A model like the one we presented would have very importantly mitigated these effects in the hospital structures of all countries. But the Covid pandemic has not finished. New threats in the form of new variants lurk and although we hope that the waves will not be of the magnitude of the previous ones, a real commitment is expected in this new pandemic era in which these waves should coexist with the prepandemic activity. In this scenario it is especially important also to have a tool to classify and use the necessary resources without this existing detriment in relation to patients who will not have Covid. Additionally, the model can be adjusted to the different hospital pressure scenarios, a differential fact with respect to other models (Wynants et al., 2020).
Limitations
The current version of the model is limited by the amount and origin of the data with which the model is trained. Both datasets, Sanitas and QS come from private hospital networks in Madrid which gives a sample that is biased towards patients that can afford private healthcare. We have been in communication with the regional government of Madrid and various public hospitals, but we have been unable to get access to the data.
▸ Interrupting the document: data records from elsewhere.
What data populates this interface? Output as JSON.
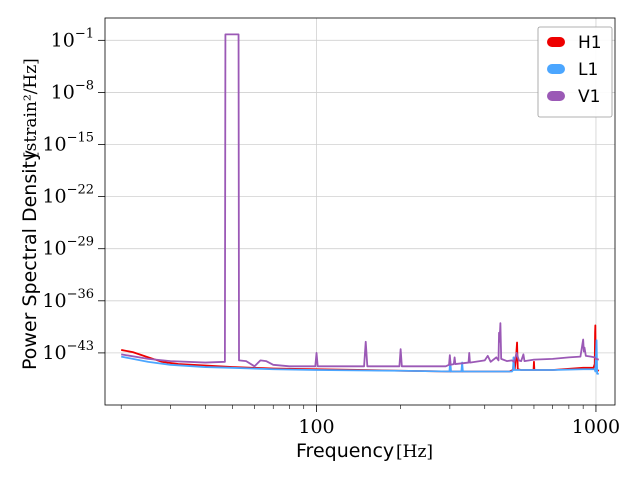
{
  "chart_data": {
    "type": "line",
    "xscale": "log",
    "yscale": "log",
    "xlim": [
      17.5,
      1170
    ],
    "ylim": [
      1e-50,
      100.0
    ],
    "xlabel": "Frequency",
    "xlabel_unit": "[Hz]",
    "ylabel": "Power Spectral Density",
    "ylabel_unit": "[strain²/Hz]",
    "xticks": [
      {
        "value": 100,
        "label": "100"
      },
      {
        "value": 1000,
        "label": "1000"
      }
    ],
    "yticks": [
      {
        "value": 0.1,
        "mant": "10",
        "exp": "−1"
      },
      {
        "value": 1e-08,
        "mant": "10",
        "exp": "−8"
      },
      {
        "value": 1e-15,
        "mant": "10",
        "exp": "−15"
      },
      {
        "value": 1e-22,
        "mant": "10",
        "exp": "−22"
      },
      {
        "value": 1e-29,
        "mant": "10",
        "exp": "−29"
      },
      {
        "value": 1e-36,
        "mant": "10",
        "exp": "−36"
      },
      {
        "value": 1e-43,
        "mant": "10",
        "exp": "−43"
      }
    ],
    "grid": true,
    "legend_position": "top-right",
    "series": [
      {
        "name": "H1",
        "color": "#ee0000",
        "points": [
          [
            20,
            -42.6
          ],
          [
            22,
            -42.9
          ],
          [
            25,
            -43.6
          ],
          [
            28,
            -44.2
          ],
          [
            32,
            -44.5
          ],
          [
            40,
            -44.7
          ],
          [
            50,
            -44.9
          ],
          [
            70,
            -45.1
          ],
          [
            100,
            -45.2
          ],
          [
            150,
            -45.3
          ],
          [
            200,
            -45.4
          ],
          [
            300,
            -45.5
          ],
          [
            400,
            -45.5
          ],
          [
            490,
            -45.5
          ],
          [
            505,
            -45.3
          ],
          [
            508,
            -44.0
          ],
          [
            512,
            -45.2
          ],
          [
            518,
            -43.5
          ],
          [
            522,
            -41.6
          ],
          [
            525,
            -45.2
          ],
          [
            540,
            -45.3
          ],
          [
            598,
            -45.3
          ],
          [
            600,
            -44.2
          ],
          [
            602,
            -45.3
          ],
          [
            700,
            -45.3
          ],
          [
            900,
            -45.0
          ],
          [
            980,
            -45.0
          ],
          [
            990,
            -44.5
          ],
          [
            993,
            -40.3
          ],
          [
            995,
            -39.3
          ],
          [
            998,
            -44.8
          ],
          [
            1010,
            -45.3
          ],
          [
            1024,
            -45.4
          ]
        ]
      },
      {
        "name": "L1",
        "color": "#4ba6ff",
        "points": [
          [
            20,
            -43.5
          ],
          [
            25,
            -44.2
          ],
          [
            30,
            -44.6
          ],
          [
            40,
            -44.9
          ],
          [
            50,
            -45.0
          ],
          [
            70,
            -45.2
          ],
          [
            100,
            -45.3
          ],
          [
            200,
            -45.4
          ],
          [
            299,
            -45.5
          ],
          [
            301,
            -44.1
          ],
          [
            303,
            -45.5
          ],
          [
            330,
            -45.5
          ],
          [
            332,
            -44.3
          ],
          [
            334,
            -45.5
          ],
          [
            500,
            -45.5
          ],
          [
            505,
            -45.3
          ],
          [
            507,
            -43.6
          ],
          [
            510,
            -45.3
          ],
          [
            560,
            -45.3
          ],
          [
            700,
            -45.3
          ],
          [
            900,
            -45.2
          ],
          [
            990,
            -45.2
          ],
          [
            995,
            -45.5
          ],
          [
            1005,
            -41.3
          ],
          [
            1010,
            -45.8
          ],
          [
            1024,
            -45.8
          ]
        ]
      },
      {
        "name": "V1",
        "color": "#9b59b6",
        "points": [
          [
            20,
            -43.2
          ],
          [
            25,
            -43.8
          ],
          [
            30,
            -44.1
          ],
          [
            40,
            -44.3
          ],
          [
            47,
            -44.2
          ],
          [
            47.2,
            -0.2
          ],
          [
            52.6,
            -0.2
          ],
          [
            52.8,
            -44.0
          ],
          [
            56,
            -44.1
          ],
          [
            60,
            -44.8
          ],
          [
            63,
            -44.0
          ],
          [
            66,
            -44.1
          ],
          [
            70,
            -44.6
          ],
          [
            80,
            -44.8
          ],
          [
            99,
            -44.8
          ],
          [
            100,
            -43.0
          ],
          [
            101,
            -44.8
          ],
          [
            148,
            -44.8
          ],
          [
            150,
            -41.5
          ],
          [
            152,
            -44.8
          ],
          [
            198,
            -44.8
          ],
          [
            200,
            -42.5
          ],
          [
            202,
            -44.8
          ],
          [
            290,
            -44.8
          ],
          [
            298,
            -44.6
          ],
          [
            300,
            -43.3
          ],
          [
            302,
            -44.6
          ],
          [
            310,
            -44.5
          ],
          [
            312,
            -43.6
          ],
          [
            314,
            -44.5
          ],
          [
            350,
            -44.3
          ],
          [
            352,
            -43.0
          ],
          [
            354,
            -44.3
          ],
          [
            400,
            -44.0
          ],
          [
            410,
            -43.4
          ],
          [
            420,
            -44.2
          ],
          [
            440,
            -43.6
          ],
          [
            448,
            -44.0
          ],
          [
            450,
            -40.3
          ],
          [
            452,
            -41.5
          ],
          [
            455,
            -39.0
          ],
          [
            458,
            -43.8
          ],
          [
            480,
            -44.1
          ],
          [
            500,
            -44.0
          ],
          [
            510,
            -44.2
          ],
          [
            520,
            -43.0
          ],
          [
            530,
            -44.0
          ],
          [
            540,
            -44.1
          ],
          [
            550,
            -43.2
          ],
          [
            555,
            -44.1
          ],
          [
            600,
            -43.9
          ],
          [
            700,
            -43.8
          ],
          [
            800,
            -43.6
          ],
          [
            880,
            -43.5
          ],
          [
            900,
            -41.2
          ],
          [
            905,
            -42.8
          ],
          [
            910,
            -42.3
          ],
          [
            920,
            -43.4
          ],
          [
            960,
            -43.5
          ],
          [
            990,
            -43.6
          ],
          [
            1000,
            -43.8
          ],
          [
            1024,
            -43.9
          ]
        ]
      }
    ]
  }
}
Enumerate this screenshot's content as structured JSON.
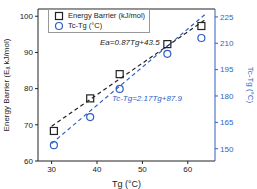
{
  "chart_data": {
    "type": "scatter",
    "x_label": "Tg (°C)",
    "y_label": "Energy Barrier (Eₐ kJ/mol)",
    "y2_label": "Tc-Tg (°C)",
    "xlim": [
      27,
      66
    ],
    "xticks": [
      30,
      40,
      50,
      60
    ],
    "ylim": [
      60,
      102
    ],
    "yticks": [
      60,
      70,
      80,
      90,
      100
    ],
    "y2lim": [
      143,
      229.5
    ],
    "y2ticks": [
      150,
      165,
      180,
      195,
      210,
      225
    ],
    "legend": "upper left",
    "series": [
      {
        "name": "Energy Barrier (kJ/mol)",
        "color": "#222222",
        "marker": "square",
        "x": [
          30.5,
          38.5,
          45,
          55.5,
          63
        ],
        "values": [
          68.3,
          77.3,
          84,
          92.3,
          97.3
        ]
      },
      {
        "name": "Tc-Tg (°C)",
        "color": "#2f5fc4",
        "marker": "circle",
        "axis": "y2",
        "x": [
          30.5,
          38.5,
          45,
          55.5,
          63
        ],
        "values": [
          152,
          168,
          184,
          204,
          213
        ]
      },
      {
        "name": "Ea=0.87Tg+43.5",
        "type": "line",
        "line_style": "dashed",
        "color": "#222222",
        "x": [
          30,
          64
        ],
        "values": [
          69.6,
          99.2
        ]
      },
      {
        "name": "Tc-Tg=2.17Tg+87.9",
        "type": "line",
        "line_style": "dashed",
        "color": "#2f5fc4",
        "axis": "y2",
        "x": [
          30,
          64
        ],
        "values": [
          153,
          226.8
        ]
      }
    ]
  }
}
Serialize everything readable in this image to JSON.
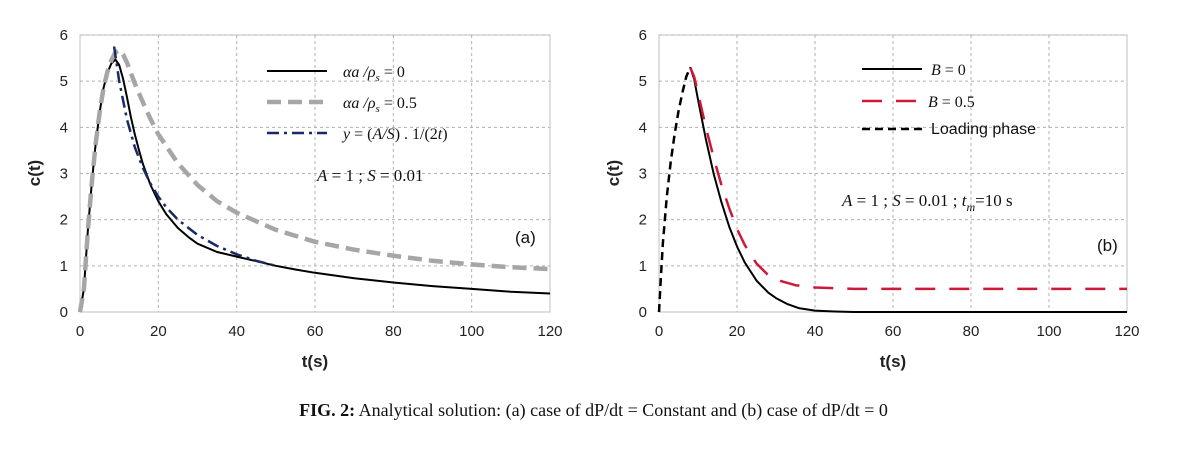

Furthermore, we believe that the validation results could be better with a bigger sample of doctors and with an extra group which had been trained with the tool, allowing us to observe if further training after the basic notion of how the model works would be helpful in improving the results.
Conclusions
We show here that the development of a reliable risk-stratification tool which follows the recommendations for machine learning models (validation on outside data, easy to understand and use by the medical professionals and with transparent reasoning) in hospitals during the pandemic is feasible. The overall algorithm can be scaled to any type of unit/hospital in the world if they are collecting data. This would offer personalized results adapted to the environment of the unit analyzed. The models can be found at https://modelling-pandemics.com.
Data Availability
All data produced in the present study are available upon reasonable request to the authors. Data used for the study is available trough contact with the corresponding hospitals due to needing ethical approval.
Contributors
The following people contributed to the validation of the models:
From the Fundacion Jimenez Diaz team: Javier Alfayete, Abulkader El Hachem, Itziar Fernandez, Iker Fernandez-navamuel, Alba Naya, Marcel Rodriguez, Maria Jesus Rodriguez, Rebeca Armenta
From the Ramon y Cajal team: Gonzalo Aparicio, Andres Jimenez, Maria Hernandez, Ana Maria Ioan, Nuria Garcia Montes, Marta Fernandez
Acknowledgements
This work has been partially supported by the BBVA Foundation’s grants (2020 Call) for Scientific Investigation Teams SARS-CoV-2 and COVID-19 through the “Outcome prediction and treatment efficiency in patients hospitalized with Covid-19 in Madrid: A Bayesian network approach” project, by the Spanish Ministry of Science and Innovation through the PID2019-109247GB-I00 project and through the Research Network “Artificial Intelligence in Biomedicine” (RED2018-102312-T).
The authors would also like to thank the IT teams from Sanitas and Quiron Salud as well as the medical teams without which we could not have had access to this data.